In her remarks, Jarrett noted she is going around the country, taking a look at cities and states that are providing leave and sick leave to their employees. Private sector employers that have entered the twenty-first century embracing innovative work flexibility policies have had more productive and loyal employees, less staff turnover and have become more profitable. One small company, the Obama adviser noted, gives every employee $3,000 which must be used for vacation.

These changes in culture are not niceties, Jarrett argued, but reflective of the broader issue of ensuring twenty-first workplaces reflect the needs and values of today's labor force. For example, half of workers are women. In 60 percent of families with children, both parents work, and 40 percent of working mothers are single mothers or the primary breadwinner. "Half of men and women have said that they've given up a new job opportunity because of work-life balance, which is encouraging to see that the men have the same challenge, I suppose, that the women have," Jarett added.

"More and more men want to take advantage of paternity leave, and not just because it's on the books of their company, but they want their company to embrace the value of both parents participating in those early moments of a child's life.
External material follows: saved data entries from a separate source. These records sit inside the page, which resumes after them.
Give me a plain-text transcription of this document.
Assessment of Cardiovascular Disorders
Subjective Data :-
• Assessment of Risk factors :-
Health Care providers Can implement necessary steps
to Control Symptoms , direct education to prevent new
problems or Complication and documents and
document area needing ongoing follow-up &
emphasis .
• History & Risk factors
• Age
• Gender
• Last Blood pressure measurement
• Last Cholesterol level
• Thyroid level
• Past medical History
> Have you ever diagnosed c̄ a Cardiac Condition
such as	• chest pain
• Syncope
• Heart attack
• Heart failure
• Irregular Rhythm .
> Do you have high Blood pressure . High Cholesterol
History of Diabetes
They're unique and don't come around again," she said.

However, the issue of leave is only one of a number of issues of importance to working families. For instance, many working people are raising their children in poverty. Women only make 78 cents for every dollar a man earns, and women of color make even less. Often, childcare costs more than state college tuition, and women do not enter or reenter the workforce because they cannot afford to do so.
Making the case that America cannot afford to have 43 million Americans without a single day of sick leave, Jarrett mentioned the discussions she had with workers in a recent roundtable discussion. "In fact, one of them said to me it's been 23 years, and his employer has not provided sick leave, vacation time or healthcare. That is not who we are as a country.

Following the town hall, Ms. Jarrett mentioned in an interview that given the U.S. lags behind other nations on leave policies, she has examined best practices in other countries as well.
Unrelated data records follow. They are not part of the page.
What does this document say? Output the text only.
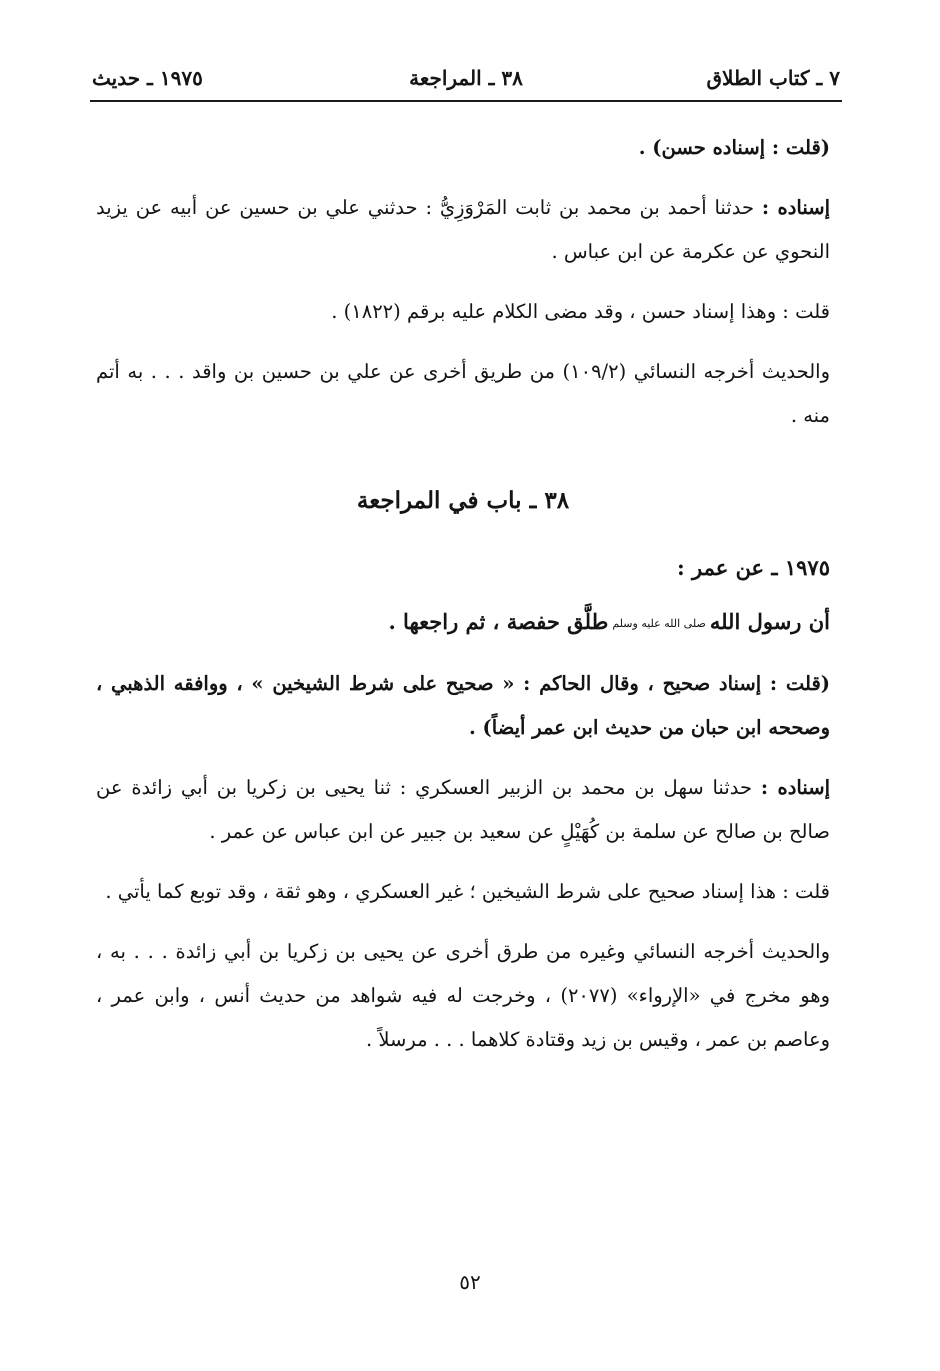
٧ ـ كتاب الطلاق
٣٨ ـ المراجعة
١٩٧٥ ـ حديث

(قلت : إسناده حسن) .

إسناده : حدثنا أحمد بن محمد بن ثابت المَرْوَزِيُّ : حدثني علي بن حسين عن أبيه عن يزيد النحوي عن عكرمة عن ابن عباس .

قلت : وهذا إسناد حسن ، وقد مضى الكلام عليه برقم (١٨٢٢) .

والحديث أخرجه النسائي (١٠٩/٢) من طريق أخرى عن علي بن حسين بن واقد . . . به أتم منه .

٣٨ ـ باب في المراجعة

١٩٧٥ ـ عن عمر :

أن رسول اللهصلى الله عليه وسلمطلَّق حفصة ، ثم راجعها .

(قلت : إسناد صحيح ، وقال الحاكم : « صحيح على شرط الشيخين » ، ووافقه الذهبي ، وصححه ابن حبان من حديث ابن عمر أيضاً) .

إسناده : حدثنا سهل بن محمد بن الزبير العسكري : ثنا يحيى بن زكريا بن أبي زائدة عن صالح بن صالح عن سلمة بن كُهَيْلٍ عن سعيد بن جبير عن ابن عباس عن عمر .

قلت : هذا إسناد صحيح على شرط الشيخين ؛ غير العسكري ، وهو ثقة ، وقد توبع كما يأتي .

والحديث أخرجه النسائي وغيره من طرق أخرى عن يحيى بن زكريا بن أبي زائدة . . . به ، وهو مخرج في «الإرواء» (٢٠٧٧) ، وخرجت له فيه شواهد من حديث أنس ، وابن عمر ، وعاصم بن عمر ، وقيس بن زيد وقتادة كلاهما . . . مرسلاً .

٥٢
"Our companies are competing across the world. People want that 'made in the U.S.A.' stamp on their products," she noted. "That change will come from the bottom up. Change is always frightening until it becomes standard operating procedure."

"One of the strengths of the U.S. is we're innovators. We have to put a national spotlight on what works," Jarrett added. "States and cities are looking at this all over the county and want to know what works."

What has not worked is the squeezing of the American worker in recent decades. As corporations amass hefty profits, the gap between the wealthiest and the poorest among us widens, and labor is shortchanged. Poverty is on the rise, and Congress seems unable and unwilling to address this. Ordinary working people deserve at least what the rest of the world offers. The U.S. is playing catch up, and now is as good a time as any to enter a new century.